Das Problem ist – es ist ein bisschen wie mit Geburtsamnesie: Man vergisst, wie schlimm die Schmerzen waren, und kriegt noch ein Kind. In dem Moment, wo ich das Buch in den Händen halte, denke ich: Hä, so schlimm war’s doch gar nicht. Also mal sehen, vielleicht schreib ich doch noch eins.
In deinem Roman wechseln sich Gefühle von Hoffnungslosigkeit mit albernen Situationen ab. Ist Humor eine Waffe gegen die Krankheit?

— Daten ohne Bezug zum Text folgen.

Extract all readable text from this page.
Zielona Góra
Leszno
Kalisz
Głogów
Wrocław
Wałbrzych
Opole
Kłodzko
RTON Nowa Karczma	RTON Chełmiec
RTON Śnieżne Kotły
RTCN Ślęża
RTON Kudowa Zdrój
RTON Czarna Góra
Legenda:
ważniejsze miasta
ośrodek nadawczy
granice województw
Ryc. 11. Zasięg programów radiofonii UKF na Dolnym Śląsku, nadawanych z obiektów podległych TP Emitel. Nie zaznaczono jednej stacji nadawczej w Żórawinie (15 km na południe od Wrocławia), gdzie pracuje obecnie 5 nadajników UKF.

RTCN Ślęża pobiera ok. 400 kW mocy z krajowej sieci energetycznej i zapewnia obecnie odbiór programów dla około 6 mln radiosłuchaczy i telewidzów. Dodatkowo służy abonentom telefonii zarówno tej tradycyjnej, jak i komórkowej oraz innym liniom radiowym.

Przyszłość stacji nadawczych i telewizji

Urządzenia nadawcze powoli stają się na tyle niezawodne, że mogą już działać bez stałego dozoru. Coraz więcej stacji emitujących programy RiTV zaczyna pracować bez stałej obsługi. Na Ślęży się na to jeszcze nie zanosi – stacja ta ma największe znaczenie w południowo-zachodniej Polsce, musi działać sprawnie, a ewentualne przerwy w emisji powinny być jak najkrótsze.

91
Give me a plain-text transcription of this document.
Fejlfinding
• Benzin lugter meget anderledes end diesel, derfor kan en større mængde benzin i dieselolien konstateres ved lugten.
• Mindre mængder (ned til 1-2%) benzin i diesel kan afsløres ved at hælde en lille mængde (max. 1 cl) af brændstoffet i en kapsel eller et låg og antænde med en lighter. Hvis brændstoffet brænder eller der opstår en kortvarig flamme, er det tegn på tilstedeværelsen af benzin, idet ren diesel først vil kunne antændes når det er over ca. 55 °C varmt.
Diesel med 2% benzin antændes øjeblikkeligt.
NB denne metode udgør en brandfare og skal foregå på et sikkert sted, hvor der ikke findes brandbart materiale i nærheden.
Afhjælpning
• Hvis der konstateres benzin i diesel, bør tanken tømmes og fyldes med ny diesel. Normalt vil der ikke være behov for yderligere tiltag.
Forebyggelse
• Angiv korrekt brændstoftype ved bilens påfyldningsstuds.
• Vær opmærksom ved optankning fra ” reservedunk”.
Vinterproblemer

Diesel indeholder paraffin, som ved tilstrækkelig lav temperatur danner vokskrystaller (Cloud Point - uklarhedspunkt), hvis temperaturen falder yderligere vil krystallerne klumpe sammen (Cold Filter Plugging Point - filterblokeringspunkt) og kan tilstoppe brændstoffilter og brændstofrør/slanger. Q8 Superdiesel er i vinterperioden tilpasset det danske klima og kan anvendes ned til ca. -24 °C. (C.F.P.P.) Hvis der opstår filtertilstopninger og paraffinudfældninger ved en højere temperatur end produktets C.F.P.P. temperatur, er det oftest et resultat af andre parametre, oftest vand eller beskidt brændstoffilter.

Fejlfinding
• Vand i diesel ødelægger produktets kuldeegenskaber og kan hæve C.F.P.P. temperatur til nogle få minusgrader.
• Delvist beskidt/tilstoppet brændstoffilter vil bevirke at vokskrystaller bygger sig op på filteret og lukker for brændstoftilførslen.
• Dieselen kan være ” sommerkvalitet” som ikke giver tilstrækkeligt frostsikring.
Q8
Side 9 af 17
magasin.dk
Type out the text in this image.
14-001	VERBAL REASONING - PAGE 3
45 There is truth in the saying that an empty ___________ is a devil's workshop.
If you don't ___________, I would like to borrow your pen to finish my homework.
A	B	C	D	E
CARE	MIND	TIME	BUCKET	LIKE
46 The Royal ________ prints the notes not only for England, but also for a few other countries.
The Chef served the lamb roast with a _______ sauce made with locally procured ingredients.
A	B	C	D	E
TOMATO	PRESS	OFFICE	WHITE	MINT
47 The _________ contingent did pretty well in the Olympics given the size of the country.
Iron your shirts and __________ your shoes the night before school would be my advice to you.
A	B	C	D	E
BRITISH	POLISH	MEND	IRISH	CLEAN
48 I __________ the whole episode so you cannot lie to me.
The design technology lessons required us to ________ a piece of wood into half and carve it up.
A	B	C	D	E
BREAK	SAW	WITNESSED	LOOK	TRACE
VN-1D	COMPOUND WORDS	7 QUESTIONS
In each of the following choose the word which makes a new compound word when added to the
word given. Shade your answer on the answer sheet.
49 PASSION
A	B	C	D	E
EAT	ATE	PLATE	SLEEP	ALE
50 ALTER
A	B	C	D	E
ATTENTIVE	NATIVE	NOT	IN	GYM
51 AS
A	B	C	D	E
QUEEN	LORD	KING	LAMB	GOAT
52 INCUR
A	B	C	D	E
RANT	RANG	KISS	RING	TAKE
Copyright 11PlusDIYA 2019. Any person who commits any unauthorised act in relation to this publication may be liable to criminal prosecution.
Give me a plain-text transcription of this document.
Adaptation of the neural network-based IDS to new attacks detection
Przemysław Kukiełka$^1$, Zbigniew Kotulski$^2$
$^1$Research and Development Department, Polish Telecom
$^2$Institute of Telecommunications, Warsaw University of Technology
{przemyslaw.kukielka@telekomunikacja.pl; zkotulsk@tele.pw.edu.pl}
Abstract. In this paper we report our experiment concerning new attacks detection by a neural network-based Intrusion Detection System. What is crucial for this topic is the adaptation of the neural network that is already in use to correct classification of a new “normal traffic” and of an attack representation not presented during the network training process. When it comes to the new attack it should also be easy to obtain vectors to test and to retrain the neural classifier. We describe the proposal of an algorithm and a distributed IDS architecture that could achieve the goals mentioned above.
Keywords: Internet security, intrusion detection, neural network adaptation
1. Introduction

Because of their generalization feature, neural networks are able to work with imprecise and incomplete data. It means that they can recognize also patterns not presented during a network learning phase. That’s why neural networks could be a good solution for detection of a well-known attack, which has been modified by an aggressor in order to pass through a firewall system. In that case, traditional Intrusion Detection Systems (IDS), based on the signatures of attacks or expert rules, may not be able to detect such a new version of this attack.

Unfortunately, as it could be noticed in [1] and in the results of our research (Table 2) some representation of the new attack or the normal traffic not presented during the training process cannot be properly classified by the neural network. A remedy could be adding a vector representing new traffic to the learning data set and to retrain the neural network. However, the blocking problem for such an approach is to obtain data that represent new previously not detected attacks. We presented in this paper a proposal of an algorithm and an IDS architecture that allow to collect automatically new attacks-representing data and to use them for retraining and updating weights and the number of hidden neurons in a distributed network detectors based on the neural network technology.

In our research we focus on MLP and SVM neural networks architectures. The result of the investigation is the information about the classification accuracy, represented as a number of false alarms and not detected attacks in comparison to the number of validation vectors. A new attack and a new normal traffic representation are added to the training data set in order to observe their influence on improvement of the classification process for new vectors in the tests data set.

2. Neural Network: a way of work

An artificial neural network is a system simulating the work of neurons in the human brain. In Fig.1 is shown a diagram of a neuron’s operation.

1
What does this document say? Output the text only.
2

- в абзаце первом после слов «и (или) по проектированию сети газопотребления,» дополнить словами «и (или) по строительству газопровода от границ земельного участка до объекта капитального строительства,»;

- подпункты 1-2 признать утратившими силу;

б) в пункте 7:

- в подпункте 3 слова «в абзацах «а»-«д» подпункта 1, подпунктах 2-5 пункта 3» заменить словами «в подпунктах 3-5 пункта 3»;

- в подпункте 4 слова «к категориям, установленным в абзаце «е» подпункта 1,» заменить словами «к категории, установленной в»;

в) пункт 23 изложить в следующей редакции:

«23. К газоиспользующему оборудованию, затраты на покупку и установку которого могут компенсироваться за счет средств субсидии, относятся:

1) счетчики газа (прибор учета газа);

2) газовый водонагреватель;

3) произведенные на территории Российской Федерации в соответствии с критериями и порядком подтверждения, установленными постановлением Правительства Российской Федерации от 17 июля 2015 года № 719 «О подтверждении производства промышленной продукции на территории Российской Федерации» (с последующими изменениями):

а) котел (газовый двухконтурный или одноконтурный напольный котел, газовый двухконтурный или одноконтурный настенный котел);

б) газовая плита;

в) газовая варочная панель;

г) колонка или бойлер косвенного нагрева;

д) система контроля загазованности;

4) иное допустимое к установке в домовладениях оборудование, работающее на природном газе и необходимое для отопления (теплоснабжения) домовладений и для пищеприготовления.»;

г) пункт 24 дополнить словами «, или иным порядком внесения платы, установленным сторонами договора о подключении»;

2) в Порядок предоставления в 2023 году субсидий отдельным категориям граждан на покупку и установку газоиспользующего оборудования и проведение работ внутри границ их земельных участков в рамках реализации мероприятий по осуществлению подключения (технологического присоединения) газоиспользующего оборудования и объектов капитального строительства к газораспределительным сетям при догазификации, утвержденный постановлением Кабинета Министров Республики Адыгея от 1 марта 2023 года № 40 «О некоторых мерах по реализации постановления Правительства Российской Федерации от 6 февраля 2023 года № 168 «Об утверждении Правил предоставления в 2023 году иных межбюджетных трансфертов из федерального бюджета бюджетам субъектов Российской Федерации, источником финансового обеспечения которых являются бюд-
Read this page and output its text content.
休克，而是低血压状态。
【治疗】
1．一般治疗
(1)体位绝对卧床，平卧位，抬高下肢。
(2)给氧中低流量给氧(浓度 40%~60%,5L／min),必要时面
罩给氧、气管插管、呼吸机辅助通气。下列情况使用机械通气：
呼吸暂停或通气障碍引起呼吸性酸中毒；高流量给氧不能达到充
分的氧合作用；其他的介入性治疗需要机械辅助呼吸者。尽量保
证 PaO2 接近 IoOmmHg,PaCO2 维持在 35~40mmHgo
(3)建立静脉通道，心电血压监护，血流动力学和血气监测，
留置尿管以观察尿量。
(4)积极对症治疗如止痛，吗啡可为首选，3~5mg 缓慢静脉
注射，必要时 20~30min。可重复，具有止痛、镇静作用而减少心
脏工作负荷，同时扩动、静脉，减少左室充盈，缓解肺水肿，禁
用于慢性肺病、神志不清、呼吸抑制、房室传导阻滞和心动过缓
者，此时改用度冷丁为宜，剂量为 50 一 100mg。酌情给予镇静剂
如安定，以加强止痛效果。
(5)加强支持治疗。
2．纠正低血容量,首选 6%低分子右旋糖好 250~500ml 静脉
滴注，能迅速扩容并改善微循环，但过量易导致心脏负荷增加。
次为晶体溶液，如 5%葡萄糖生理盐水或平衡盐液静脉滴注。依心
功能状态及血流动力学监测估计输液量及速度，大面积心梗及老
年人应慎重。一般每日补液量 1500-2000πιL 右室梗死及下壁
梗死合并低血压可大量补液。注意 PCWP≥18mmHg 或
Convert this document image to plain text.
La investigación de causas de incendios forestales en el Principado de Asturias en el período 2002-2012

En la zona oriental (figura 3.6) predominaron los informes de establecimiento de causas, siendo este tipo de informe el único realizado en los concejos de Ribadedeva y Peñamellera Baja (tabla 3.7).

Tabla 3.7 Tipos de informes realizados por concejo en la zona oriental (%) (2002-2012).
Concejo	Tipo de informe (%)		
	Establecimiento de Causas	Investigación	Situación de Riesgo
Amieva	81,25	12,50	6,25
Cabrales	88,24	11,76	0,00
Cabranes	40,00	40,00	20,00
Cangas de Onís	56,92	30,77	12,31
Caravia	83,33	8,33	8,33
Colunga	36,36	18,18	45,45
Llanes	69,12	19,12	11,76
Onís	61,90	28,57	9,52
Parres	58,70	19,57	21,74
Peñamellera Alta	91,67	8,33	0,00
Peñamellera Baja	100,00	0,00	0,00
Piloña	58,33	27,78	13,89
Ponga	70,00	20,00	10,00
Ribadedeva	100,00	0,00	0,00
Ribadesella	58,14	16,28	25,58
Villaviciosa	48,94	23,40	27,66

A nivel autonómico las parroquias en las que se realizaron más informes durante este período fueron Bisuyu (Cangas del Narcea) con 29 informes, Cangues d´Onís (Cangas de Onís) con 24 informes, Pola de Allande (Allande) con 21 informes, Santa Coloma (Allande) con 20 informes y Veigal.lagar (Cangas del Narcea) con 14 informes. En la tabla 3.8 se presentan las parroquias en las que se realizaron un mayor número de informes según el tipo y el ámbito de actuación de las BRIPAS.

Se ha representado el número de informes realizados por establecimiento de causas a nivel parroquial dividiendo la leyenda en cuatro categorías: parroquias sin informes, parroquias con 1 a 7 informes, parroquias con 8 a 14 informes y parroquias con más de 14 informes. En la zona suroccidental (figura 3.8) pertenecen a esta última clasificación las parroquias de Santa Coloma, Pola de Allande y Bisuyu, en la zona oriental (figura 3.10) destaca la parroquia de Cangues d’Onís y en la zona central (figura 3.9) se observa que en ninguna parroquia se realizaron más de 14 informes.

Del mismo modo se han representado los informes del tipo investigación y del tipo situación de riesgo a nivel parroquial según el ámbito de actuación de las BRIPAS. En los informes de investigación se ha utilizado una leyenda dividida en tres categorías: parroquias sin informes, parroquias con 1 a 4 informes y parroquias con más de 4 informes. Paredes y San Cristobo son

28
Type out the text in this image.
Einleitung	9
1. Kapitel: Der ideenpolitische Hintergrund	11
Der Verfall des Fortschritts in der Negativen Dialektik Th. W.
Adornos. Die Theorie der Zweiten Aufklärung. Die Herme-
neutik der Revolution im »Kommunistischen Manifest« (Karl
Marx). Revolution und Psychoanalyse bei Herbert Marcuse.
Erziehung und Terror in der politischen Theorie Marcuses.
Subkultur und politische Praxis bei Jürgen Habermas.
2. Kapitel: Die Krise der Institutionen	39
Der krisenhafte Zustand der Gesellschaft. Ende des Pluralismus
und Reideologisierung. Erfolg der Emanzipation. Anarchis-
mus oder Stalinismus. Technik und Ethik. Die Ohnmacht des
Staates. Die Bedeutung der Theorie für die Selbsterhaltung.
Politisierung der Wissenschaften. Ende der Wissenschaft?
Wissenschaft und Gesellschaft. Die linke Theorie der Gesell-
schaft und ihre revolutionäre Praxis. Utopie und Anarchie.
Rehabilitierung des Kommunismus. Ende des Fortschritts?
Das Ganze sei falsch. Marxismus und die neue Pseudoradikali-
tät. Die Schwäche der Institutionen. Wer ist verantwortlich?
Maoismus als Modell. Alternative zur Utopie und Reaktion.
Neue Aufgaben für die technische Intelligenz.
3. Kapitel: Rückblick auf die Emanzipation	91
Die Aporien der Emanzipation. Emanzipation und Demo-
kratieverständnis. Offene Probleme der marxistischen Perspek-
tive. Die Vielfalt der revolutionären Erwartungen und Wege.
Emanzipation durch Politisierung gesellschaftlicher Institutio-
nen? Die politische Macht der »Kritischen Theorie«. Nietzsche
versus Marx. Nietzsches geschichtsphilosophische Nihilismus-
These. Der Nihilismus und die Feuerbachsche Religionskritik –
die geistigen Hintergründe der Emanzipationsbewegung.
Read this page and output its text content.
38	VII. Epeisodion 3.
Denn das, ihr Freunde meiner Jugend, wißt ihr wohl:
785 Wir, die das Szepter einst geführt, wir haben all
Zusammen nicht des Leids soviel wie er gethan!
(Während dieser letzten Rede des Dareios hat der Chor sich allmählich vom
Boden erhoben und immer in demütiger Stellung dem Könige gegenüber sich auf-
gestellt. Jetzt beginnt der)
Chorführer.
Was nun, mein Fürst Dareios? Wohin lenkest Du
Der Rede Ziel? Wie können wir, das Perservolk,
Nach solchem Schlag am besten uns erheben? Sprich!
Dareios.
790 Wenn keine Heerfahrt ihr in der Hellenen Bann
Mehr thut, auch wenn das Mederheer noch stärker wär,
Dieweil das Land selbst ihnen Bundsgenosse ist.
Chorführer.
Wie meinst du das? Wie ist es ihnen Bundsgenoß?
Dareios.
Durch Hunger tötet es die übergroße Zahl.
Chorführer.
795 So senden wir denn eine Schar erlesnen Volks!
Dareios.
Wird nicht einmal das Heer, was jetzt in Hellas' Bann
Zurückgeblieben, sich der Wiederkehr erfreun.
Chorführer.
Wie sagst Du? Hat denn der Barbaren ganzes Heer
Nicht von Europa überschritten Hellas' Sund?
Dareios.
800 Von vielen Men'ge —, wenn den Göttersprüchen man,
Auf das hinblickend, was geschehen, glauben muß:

Ja, Humor ist ein Regenschirm, den man sich über all das Schlimme drüberspannen kann. Ich finde man sollte sich unbedingt über die Depression lächerlich machen! Nicht über Depressive und Erkrankte, aber über die Krankheit an sich. Denn sie ist ein albernes, ekelhaftes, blödes Biest. Die Realität, die sie uns vormachen möchte, ist so lächerlich und falsch. Ich äffe sie auch gern nach: „Alles ist so schlimm!“
In deinem Leben scheinen sich die Dinge aber zum Positiven gewendet zu haben. Wie ist dir das gelungen?
Ich hatte viel Glück, gute Menschen um mich herum zu haben. Ich weiß, wie schwer es ist, sich Hilfe zu holen. Aber man sollte nicht warten, bis es einem richtig schlecht geht, sondern zum Arzt gehen, wenn man jeden Morgen unglücklich aufwacht. Die Depression lügt ohne Ende, vor allem mit dem Satz: "Das bleibt jetzt für immer so." Dabei ist das Einzige, was im Leben verlässlich ist, dass nichts immer so bleibt.